The extensibility of the fcaR is guaranteed by its design philosophy. First, the object-oriented programming paradigm allows extending the classes and methods to other datatypes, other kinds of formal contexts, or, for example, association rules. Second, using a registry for equivalence rules makes it easy to include new logic tools in the package’s architecture without affecting existing code. Thus, users can extend the package’s functionality by incorporating their methods and then testing and comparing them in a single framework.
Thus, fcaR implements a wide range of features. With the help of the included documentation and the comprehensive vignettes, any user can start analysing datasets with FCA tools quickly.
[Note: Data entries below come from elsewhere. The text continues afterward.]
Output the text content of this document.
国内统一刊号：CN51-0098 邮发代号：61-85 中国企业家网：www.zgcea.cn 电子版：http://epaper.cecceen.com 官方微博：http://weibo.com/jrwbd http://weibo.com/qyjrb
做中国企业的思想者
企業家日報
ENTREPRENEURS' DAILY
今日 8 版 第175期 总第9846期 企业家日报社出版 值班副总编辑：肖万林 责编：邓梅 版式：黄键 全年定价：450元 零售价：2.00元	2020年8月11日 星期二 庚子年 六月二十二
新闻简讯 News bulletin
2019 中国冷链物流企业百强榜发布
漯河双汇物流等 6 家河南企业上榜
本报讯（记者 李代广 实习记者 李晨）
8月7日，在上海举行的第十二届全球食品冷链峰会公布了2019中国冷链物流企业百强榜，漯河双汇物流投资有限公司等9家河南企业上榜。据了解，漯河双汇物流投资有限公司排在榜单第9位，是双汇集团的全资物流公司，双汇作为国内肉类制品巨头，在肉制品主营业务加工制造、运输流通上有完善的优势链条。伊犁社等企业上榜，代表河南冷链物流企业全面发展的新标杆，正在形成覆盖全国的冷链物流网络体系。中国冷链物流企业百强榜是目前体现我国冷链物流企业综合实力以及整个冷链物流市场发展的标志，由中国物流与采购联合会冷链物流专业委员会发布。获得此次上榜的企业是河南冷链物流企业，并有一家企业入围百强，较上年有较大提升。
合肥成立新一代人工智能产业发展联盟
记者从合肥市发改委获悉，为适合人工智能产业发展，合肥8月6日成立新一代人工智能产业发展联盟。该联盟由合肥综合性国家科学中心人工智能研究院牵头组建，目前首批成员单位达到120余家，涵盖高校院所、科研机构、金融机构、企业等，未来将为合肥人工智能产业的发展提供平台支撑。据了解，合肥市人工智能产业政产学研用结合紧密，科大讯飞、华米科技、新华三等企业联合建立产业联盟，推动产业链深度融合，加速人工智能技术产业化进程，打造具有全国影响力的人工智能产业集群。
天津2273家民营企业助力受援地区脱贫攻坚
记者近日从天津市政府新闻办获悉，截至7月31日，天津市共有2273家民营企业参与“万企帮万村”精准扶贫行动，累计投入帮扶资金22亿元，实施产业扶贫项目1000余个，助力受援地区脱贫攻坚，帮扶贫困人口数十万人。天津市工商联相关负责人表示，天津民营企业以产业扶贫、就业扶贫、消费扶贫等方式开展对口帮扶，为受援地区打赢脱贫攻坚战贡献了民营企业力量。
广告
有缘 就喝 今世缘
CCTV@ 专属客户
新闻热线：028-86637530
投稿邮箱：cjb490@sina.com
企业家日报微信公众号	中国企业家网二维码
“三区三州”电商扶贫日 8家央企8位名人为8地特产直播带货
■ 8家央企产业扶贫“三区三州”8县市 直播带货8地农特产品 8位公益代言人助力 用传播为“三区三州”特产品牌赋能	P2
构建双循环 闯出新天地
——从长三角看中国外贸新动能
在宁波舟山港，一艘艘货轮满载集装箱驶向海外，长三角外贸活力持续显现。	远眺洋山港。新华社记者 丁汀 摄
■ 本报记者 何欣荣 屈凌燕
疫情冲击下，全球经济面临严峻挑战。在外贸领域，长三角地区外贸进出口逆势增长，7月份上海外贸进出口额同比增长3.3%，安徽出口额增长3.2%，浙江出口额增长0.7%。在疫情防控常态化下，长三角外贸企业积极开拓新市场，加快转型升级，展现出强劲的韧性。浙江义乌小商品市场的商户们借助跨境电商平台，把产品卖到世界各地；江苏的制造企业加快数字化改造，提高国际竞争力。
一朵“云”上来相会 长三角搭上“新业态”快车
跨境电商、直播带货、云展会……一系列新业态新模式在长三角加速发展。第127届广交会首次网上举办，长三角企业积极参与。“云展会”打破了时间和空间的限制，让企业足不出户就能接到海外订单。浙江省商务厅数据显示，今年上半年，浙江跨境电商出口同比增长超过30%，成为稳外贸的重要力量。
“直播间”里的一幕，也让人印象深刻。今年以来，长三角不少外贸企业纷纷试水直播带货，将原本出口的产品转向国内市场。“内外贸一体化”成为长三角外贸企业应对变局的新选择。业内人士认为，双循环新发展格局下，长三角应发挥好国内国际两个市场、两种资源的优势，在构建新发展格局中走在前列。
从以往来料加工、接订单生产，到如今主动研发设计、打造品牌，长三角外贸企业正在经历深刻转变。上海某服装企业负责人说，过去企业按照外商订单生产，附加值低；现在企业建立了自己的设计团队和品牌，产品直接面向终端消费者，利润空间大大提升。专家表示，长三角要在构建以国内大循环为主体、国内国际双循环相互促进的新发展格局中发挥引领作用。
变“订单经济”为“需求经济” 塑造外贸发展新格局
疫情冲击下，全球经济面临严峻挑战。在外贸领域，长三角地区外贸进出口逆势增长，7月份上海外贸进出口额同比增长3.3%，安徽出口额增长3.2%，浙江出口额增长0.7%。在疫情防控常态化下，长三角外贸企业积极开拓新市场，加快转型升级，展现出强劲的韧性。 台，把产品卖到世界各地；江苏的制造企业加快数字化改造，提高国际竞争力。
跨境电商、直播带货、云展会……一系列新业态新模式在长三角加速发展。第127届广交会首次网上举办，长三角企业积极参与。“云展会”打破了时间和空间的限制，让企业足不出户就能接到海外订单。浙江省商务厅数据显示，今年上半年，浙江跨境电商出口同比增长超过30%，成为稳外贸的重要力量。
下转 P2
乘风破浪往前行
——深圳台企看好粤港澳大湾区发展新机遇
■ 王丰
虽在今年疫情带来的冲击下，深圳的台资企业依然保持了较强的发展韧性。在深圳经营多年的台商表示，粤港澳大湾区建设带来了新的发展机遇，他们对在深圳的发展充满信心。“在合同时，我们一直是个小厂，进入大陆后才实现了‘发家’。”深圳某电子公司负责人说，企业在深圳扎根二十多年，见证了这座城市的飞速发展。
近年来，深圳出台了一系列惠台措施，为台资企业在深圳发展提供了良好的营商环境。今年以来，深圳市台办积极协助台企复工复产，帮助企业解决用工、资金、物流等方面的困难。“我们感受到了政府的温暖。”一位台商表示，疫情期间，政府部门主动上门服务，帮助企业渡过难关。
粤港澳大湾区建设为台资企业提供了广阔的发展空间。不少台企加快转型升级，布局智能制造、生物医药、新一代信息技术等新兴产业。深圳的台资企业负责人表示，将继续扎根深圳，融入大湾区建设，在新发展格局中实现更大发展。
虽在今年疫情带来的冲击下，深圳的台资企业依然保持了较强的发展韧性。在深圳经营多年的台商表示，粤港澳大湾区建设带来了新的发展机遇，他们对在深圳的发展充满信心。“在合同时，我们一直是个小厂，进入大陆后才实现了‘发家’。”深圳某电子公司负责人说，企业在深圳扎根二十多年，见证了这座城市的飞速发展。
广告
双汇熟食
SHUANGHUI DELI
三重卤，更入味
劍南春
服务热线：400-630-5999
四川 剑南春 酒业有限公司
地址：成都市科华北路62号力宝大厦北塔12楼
Regarding the low-level implementation, we have used sparse matrices as the primary internal data structure of the package since they represent a space- and cost-efficient storage. Also, when needed, the fcaR uses parallel computing and C routines to increase efficiency and tackle algorithmic bottlenecks.
As an example of use, we have used the implications extracted from a dataset to develop a recommender system to help diagnose schizoaffective disorders quickly.
The package is currently in stable development status. However, we devise future extensions in terms of new or improved algorithms or as new applications arise (in areas such as recommender systems, unsupervised learning or text mining).
We emphasize that fcaR is having a great acceptance. At the time of writing, it has now reached more than 20,000 downloads from CRAN.
This work has been partially supported by the projects TIN2017-89023-P (Spanish Ministry of Economy and Competitiveness, including FEDER funds), PGC2018-095869-B-I00 (Spanish Ministry of Science and Innovation), and the Junta de Andalucía project UMA2018-FEDERJA-001, co-funded by the European Regional Development Fund.